BRDFs are an attractive but difficult candidate. The portion of a BRDF that computes specular response is typically very register- and ALU-intensive. This would seem a promising target. However, caution must be exercised. BRDFs typically contain exponent and division operations. There are currently no FP16 instructions for these operations. This means that at best there will be no parallelisation of those operations; at worst it will introduce conversion overhead between FP16 and FP32.
All is not lost. There is a suitable optimization candidate in the typical BRDF equation: the large number of vectors and dot products typically present. Whilst individual dot products are more a data reduction operation than a data parallel operation, many dot products can be performed in parallel using SIMD code. These dot products often feed back into FP32 BRDF code, so care must be taken not to introduce FP16 to FP32 conversion overhead that exceeds the gains made.

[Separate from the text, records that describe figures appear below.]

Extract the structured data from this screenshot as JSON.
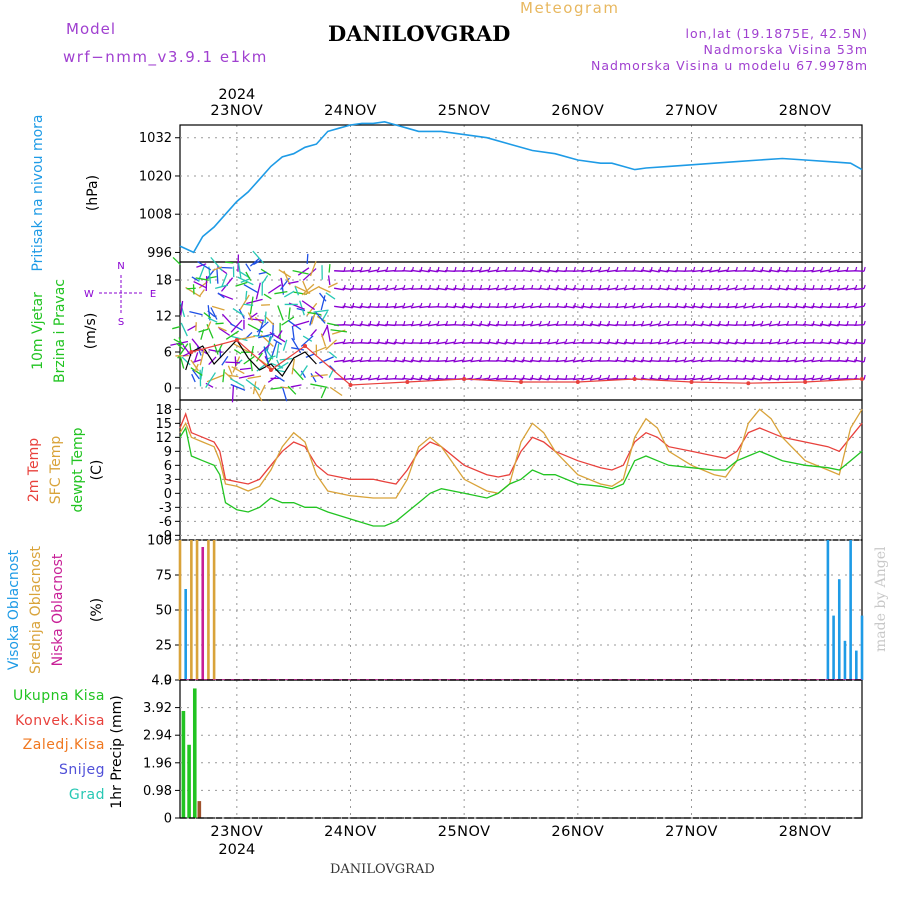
{
  "header": {
    "model_label": "Model",
    "model_name": "wrf−nmm_v3.9.1  e1km",
    "title": "DANILOVGRAD",
    "meteogram_label": "Meteogram",
    "lonlat": "lon,lat (19.1875E, 42.5N)",
    "altitude": "Nadmorska Visina 53m",
    "model_altitude": "Nadmorska Visina u modelu 67.9978m"
  },
  "footer": {
    "station": "DANILOVGRAD"
  },
  "watermark": "made by Angel",
  "colors": {
    "pressure": "#1e9be6",
    "temp2m": "#e8413c",
    "sfc_temp": "#d9a33a",
    "dewpoint": "#22c422",
    "high_cloud": "#1e9be6",
    "mid_cloud": "#d9a33a",
    "low_cloud": "#c81e96",
    "total_precip": "#22c422",
    "conv_precip": "#e8413c",
    "frozen_precip": "#f07820",
    "snow": "#5050d8",
    "hail": "#28c8b4",
    "wind_label": "#22c422",
    "wind_purple": "#8a00d2",
    "wind_blue": "#1e50e6"
  },
  "chart_data": {
    "x_axis": {
      "type": "time",
      "year": "2024",
      "tick_labels": [
        "23NOV",
        "24NOV",
        "25NOV",
        "26NOV",
        "27NOV",
        "28NOV"
      ],
      "range_days": [
        22.5,
        28.5
      ]
    },
    "panels": [
      {
        "id": "pressure",
        "type": "line",
        "ylabel": "(hPa)",
        "side_labels": [
          "Pritisak na nivou mora"
        ],
        "yticks": [
          996,
          1008,
          1020,
          1032
        ],
        "ylim": [
          993,
          1036
        ],
        "series": [
          {
            "x": [
              22.5,
              22.62,
              22.7,
              22.8,
              22.9,
              23.0,
              23.1,
              23.2,
              23.3,
              23.4,
              23.5,
              23.6,
              23.7,
              23.8,
              23.9,
              24.0,
              24.1,
              24.2,
              24.3,
              24.4,
              24.5,
              24.6,
              24.8,
              25.0,
              25.2,
              25.4,
              25.6,
              25.8,
              26.0,
              26.2,
              26.3,
              26.4,
              26.5,
              26.6,
              26.8,
              27.0,
              27.2,
              27.4,
              27.6,
              27.8,
              28.0,
              28.2,
              28.4,
              28.5
            ],
            "y": [
              998,
              996,
              1001,
              1004,
              1008,
              1012,
              1015,
              1019,
              1023,
              1026,
              1027,
              1029,
              1030,
              1034,
              1035,
              1036,
              1036.5,
              1036.5,
              1037,
              1036,
              1035,
              1034,
              1034,
              1033,
              1032,
              1030,
              1028,
              1027,
              1025,
              1024,
              1024,
              1023,
              1022,
              1022.5,
              1023,
              1023.5,
              1024,
              1024.5,
              1025,
              1025.5,
              1025,
              1024.5,
              1024,
              1022
            ]
          }
        ]
      },
      {
        "id": "wind",
        "type": "scatter",
        "ylabel": "(m/s)",
        "side_labels": [
          "10m Vjetar",
          "Brzina i Pravac"
        ],
        "compass": [
          "N",
          "W",
          "E",
          "S"
        ],
        "yticks": [
          0,
          6,
          12,
          18
        ],
        "ylim": [
          -2,
          21
        ],
        "series": [
          {
            "name": "",
            "x": [
              22.55,
              22.6,
              22.7,
              22.8,
              22.9,
              23.0,
              23.1,
              23.2,
              23.3,
              23.4,
              23.5,
              23.6,
              23.7
            ],
            "y": [
              3,
              6,
              7,
              4,
              6,
              8,
              5,
              3,
              4,
              2,
              5,
              6,
              4
            ]
          },
          {
            "name": "",
            "x": [
              22.6,
              23.0,
              23.3,
              23.6,
              24.0,
              24.5,
              25.0,
              25.5,
              26.0,
              26.5,
              27.0,
              27.5,
              28.0,
              28.5
            ],
            "y": [
              6,
              8,
              3,
              7,
              0.5,
              1,
              1.5,
              1,
              1,
              1.5,
              1,
              0.8,
              1,
              1.5
            ]
          }
        ]
      },
      {
        "id": "temperature",
        "type": "line",
        "ylabel": "(C)",
        "side_labels": [
          "2m Temp",
          "SFC Temp",
          "dewpt Temp"
        ],
        "yticks": [
          -9,
          -6,
          -3,
          0,
          3,
          6,
          9,
          12,
          15,
          18
        ],
        "ylim": [
          -10,
          20
        ],
        "series": [
          {
            "name": "2m Temp",
            "x": [
              22.5,
              22.55,
              22.6,
              22.7,
              22.8,
              22.85,
              22.9,
              23.0,
              23.1,
              23.2,
              23.3,
              23.4,
              23.5,
              23.6,
              23.7,
              23.8,
              24.0,
              24.2,
              24.3,
              24.4,
              24.5,
              24.6,
              24.7,
              24.8,
              25.0,
              25.2,
              25.3,
              25.4,
              25.5,
              25.6,
              25.7,
              25.8,
              26.0,
              26.2,
              26.3,
              26.4,
              26.5,
              26.6,
              26.7,
              26.8,
              27.0,
              27.2,
              27.3,
              27.4,
              27.5,
              27.6,
              27.7,
              27.8,
              28.0,
              28.2,
              28.3,
              28.4,
              28.5
            ],
            "y": [
              14,
              17,
              13,
              12,
              11,
              9,
              3,
              2.5,
              2,
              3,
              6,
              9,
              11,
              10,
              6,
              4,
              3,
              3,
              2.5,
              2,
              5,
              9,
              11,
              10,
              6,
              4,
              3.5,
              4,
              9,
              12,
              11,
              9,
              7,
              5.5,
              5,
              6,
              11,
              13,
              12,
              10,
              9,
              8,
              7.5,
              9,
              13,
              14,
              13,
              12,
              11,
              10,
              9,
              12,
              15
            ]
          },
          {
            "name": "SFC Temp",
            "x": [
              22.5,
              22.55,
              22.6,
              22.7,
              22.8,
              22.85,
              22.9,
              23.0,
              23.1,
              23.2,
              23.3,
              23.4,
              23.5,
              23.6,
              23.7,
              23.8,
              24.0,
              24.2,
              24.3,
              24.4,
              24.5,
              24.6,
              24.7,
              24.8,
              25.0,
              25.2,
              25.3,
              25.4,
              25.5,
              25.6,
              25.7,
              25.8,
              26.0,
              26.2,
              26.3,
              26.4,
              26.5,
              26.6,
              26.7,
              26.8,
              27.0,
              27.2,
              27.3,
              27.4,
              27.5,
              27.6,
              27.7,
              27.8,
              28.0,
              28.2,
              28.3,
              28.4,
              28.5
            ],
            "y": [
              13,
              15,
              12,
              11,
              10,
              7,
              2,
              1.5,
              0.5,
              1.5,
              5,
              10,
              13,
              11,
              4,
              0.5,
              -0.5,
              -1,
              -1,
              -1,
              3,
              10,
              12,
              10,
              3,
              0.5,
              0,
              2,
              11,
              15,
              13,
              9,
              4,
              2,
              1.5,
              3,
              12,
              16,
              14,
              9,
              6,
              4,
              3.5,
              7,
              15,
              18,
              16,
              12,
              7,
              5,
              4,
              14,
              18
            ]
          },
          {
            "name": "dewpt Temp",
            "x": [
              22.5,
              22.55,
              22.6,
              22.7,
              22.8,
              22.85,
              22.9,
              23.0,
              23.1,
              23.2,
              23.3,
              23.4,
              23.5,
              23.6,
              23.7,
              23.8,
              24.0,
              24.2,
              24.3,
              24.4,
              24.5,
              24.6,
              24.7,
              24.8,
              25.0,
              25.2,
              25.3,
              25.4,
              25.5,
              25.6,
              25.7,
              25.8,
              26.0,
              26.2,
              26.3,
              26.4,
              26.5,
              26.6,
              26.7,
              26.8,
              27.0,
              27.2,
              27.3,
              27.4,
              27.5,
              27.6,
              27.7,
              27.8,
              28.0,
              28.2,
              28.3,
              28.4,
              28.5
            ],
            "y": [
              12,
              14,
              8,
              7,
              6,
              4,
              -2,
              -3.5,
              -4,
              -3,
              -1,
              -2,
              -2,
              -3,
              -3,
              -4,
              -5.5,
              -7,
              -7,
              -6,
              -4,
              -2,
              0,
              1,
              0,
              -1,
              0,
              2,
              3,
              5,
              4,
              4,
              2,
              1.5,
              1,
              2,
              7,
              8,
              7,
              6,
              5.5,
              5,
              5,
              7,
              8,
              9,
              8,
              7,
              6,
              5.5,
              5,
              7,
              9
            ]
          }
        ]
      },
      {
        "id": "clouds",
        "type": "bar",
        "ylabel": "(%)",
        "side_labels": [
          "Visoka Oblacnost",
          "Srednja Oblacnost",
          "Niska Oblacnost"
        ],
        "yticks": [
          0,
          25,
          50,
          75,
          100
        ],
        "ylim": [
          0,
          100
        ],
        "series": [
          {
            "name": "Visoka Oblacnost",
            "x": [
              22.55,
              28.2,
              28.25,
              28.3,
              28.35,
              28.4,
              28.45,
              28.5
            ],
            "values": [
              65,
              100,
              46,
              72,
              28,
              100,
              21,
              46
            ]
          },
          {
            "name": "Srednja Oblacnost",
            "x": [
              22.5,
              22.6,
              22.65,
              22.75,
              22.8
            ],
            "values": [
              100,
              100,
              100,
              100,
              100
            ]
          },
          {
            "name": "Niska Oblacnost",
            "x": [
              22.7
            ],
            "values": [
              95
            ]
          }
        ]
      },
      {
        "id": "precip",
        "type": "bar",
        "ylabel": "1hr Precip (mm)",
        "side_labels": [
          "Ukupna Kisa",
          "Konvek.Kisa",
          "Zaledj.Kisa",
          "Snijeg",
          "Grad"
        ],
        "ytick_labels": [
          "0",
          "0.98",
          "1.96",
          "2.94",
          "3.92",
          "4.9"
        ],
        "ylim": [
          0,
          4.9
        ],
        "series": [
          {
            "name": "Ukupna Kisa",
            "x": [
              22.53,
              22.58,
              22.63
            ],
            "values": [
              3.8,
              2.6,
              4.6
            ]
          },
          {
            "name": "Zaledj.Kisa",
            "x": [
              22.67
            ],
            "values": [
              0.6
            ]
          }
        ]
      }
    ]
  }
}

Finally, TAA or checker-boarding systems offer strong potential for optimisation alongside surprising risks. These systems perform a great deal of colour processing, and ALU can indeed be the primary bottleneck. UV calculations often consume much of this ALU work. It is tempting to assume these screen-space UVs are well within the limits of FP16. Surprisingly, the combination of small pixel velocities and high resolutions such as 4K can cause artefacts when using FP16. Exercise care when optimising similar code.